Maximum Likelihood Estimation
Yesterday and today I got obsessed with maximum likelihood estimates (MLE) as a unifying formulation from which the modern ML loss functions organically emerge. You simply look at (1) the type of your labels $y$, and (2) the kind of noise you want to assume, and then loss functions like mean squared error and cross entropy just fall out from writing down the (negative log) likelihood of your data in that setting.
The most surprising thing was realizing that, while we colloquially talk about models as “predicting values,” we’re actually always predicting the parameters of probability distributions. Even for regression! This is because we treat our gold outputs (y) as random variables, and try to estimate the parameters of distributions that hold them. This randomness is vital to the formulation of loss functions.
The following is my current writeup of the topic, excerpted from my machine learning notes.

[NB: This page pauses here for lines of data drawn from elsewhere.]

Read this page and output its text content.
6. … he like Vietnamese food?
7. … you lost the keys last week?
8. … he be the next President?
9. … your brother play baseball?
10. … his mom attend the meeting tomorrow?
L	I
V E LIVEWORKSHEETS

Maximum Likelihood Estimation
Maximum Likelihood Estimation (MLE) is a beautiful, unifying framing of problem setups and assumptions from which the loss functions we use in everyday ML fall out.
Here’s our initial setup:
Inputs $x$ may be an image, text, or some set of features. Outputs $y$ may be a number (regression) or class label (classification). Our final term of interest $p(y|\hat{y})$ is the likelihood of the true output $y$ under our model $f_\theta$.
Given data pairs $(x,y)$, our model $f_\theta$ will produce $\hat{y} = f_\theta(x)$. Informally, $\hat{y}$ is a prediction of $y$. But crucially, our model output $\hat{y}$ is actually the parameter of a probability distribution $p(y|\hat{y})$ that tries to model the likelihood of $y$ (true label) occurring. In other words: under our model $f_\theta$, how likely is the true data $y$?
The beginnings of maximum likelihood estimation are already emerging: we probably want an estimator (a model $f_\theta$) which maximizes the likelihood that we’d observe the data $p(y|f_\theta(x))$.
To measure this over a corpus of data, we’ll expand our definitions
$$ \begin{aligned} \textbf{x} = (x_1 \ldots x_n) \quad &\text{dataset of } n \text{ inputs} \\ \textbf{y} = (y_1 \ldots y_n) \quad &\text{dataset of } n \text{ outputs} \\ \end{aligned} $$
Now, we can write down the likelihood $L$ of our full dataset as an enormous unwieldly joint distribution:
$$ \begin{aligned} L(\theta) = p(\mathbf{y}|\mathbf{x},\theta) = p(y_1, \ldots, y_n | x_1, \ldots x_n, \theta)\\ \end{aligned} $$
This is where we’ll introduce the i.i.d. assumption: that our data are independent, and all drawn from the same distribution (identically distributed). This allows us to break up the huge joint distribution above into a bunch of individual terms that only consider $(x_i,y_i)$ pairs.
$$ \begin{aligned} L(\theta) = \prod_{i}^{n}{p(y_i| x_i,\theta)} = \prod_{i}^{n}{p(y_i| f_\theta(x_i))}\\ \end{aligned} $$
Now we can go wild and define lots of terms that start with the letter “L.” We’ve already got the likelihood $L$. We’ll also introduce the log-likelihood $\ell$, and the negative log-likelihood $\mathcal{L}$, by first hitting $L$ with a $\log$ and then a $-1$. The negative log-likelihood $\mathcal{L}$ is going to become our loss function(s)!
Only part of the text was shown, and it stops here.